Divide the mixture evenly among the 3 tins, level it out with a palette knife and bake in the oven for 20 to 30 minutes or until springy and cooked through.
Allow the cakes to cool slightly before removing from the tins and taking off the baking parchment, then leave to cool completely on a wire rack.
Toast the coconut slices: arrange in a single layer on a lined baking sheet and toast in a hot oven for 10 minutes, or until golden. Keep an eye on them, as they will burn quickly.
To make the filling, beat the butter, cream cheese, creamed coconut and vanilla until smooth, then gradually beat in the icing sugar until well incorporated. Then beat in the lime zest and juice.

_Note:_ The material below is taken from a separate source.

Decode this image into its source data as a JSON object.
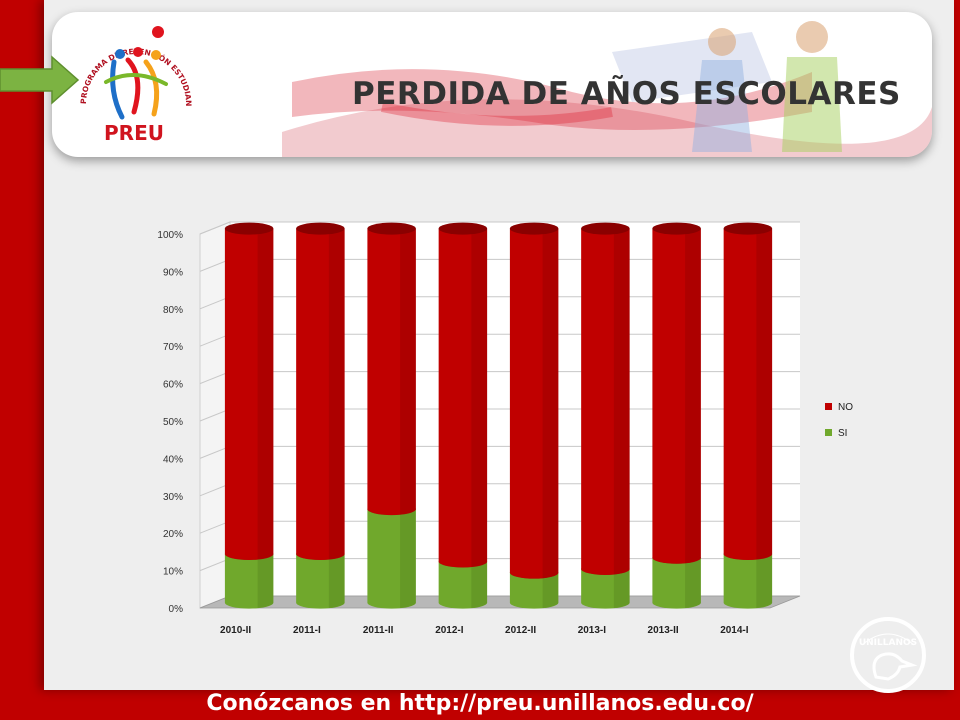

To assemble the cake, spread some of the frosting on top of the base layer of the cake then top with the next layer and repeat the process with all layers. Cover the whole cake with the remainder of the mix and smooth with a palette knife. Gently press the toasted coconut shavings on the sides of the cake, and finish with a sprinkling of lime zest on top.
You can substitute the sliced coconut chunks with lightly toasted desiccated coconut. Press it on to the edges of the cake with a palette knife.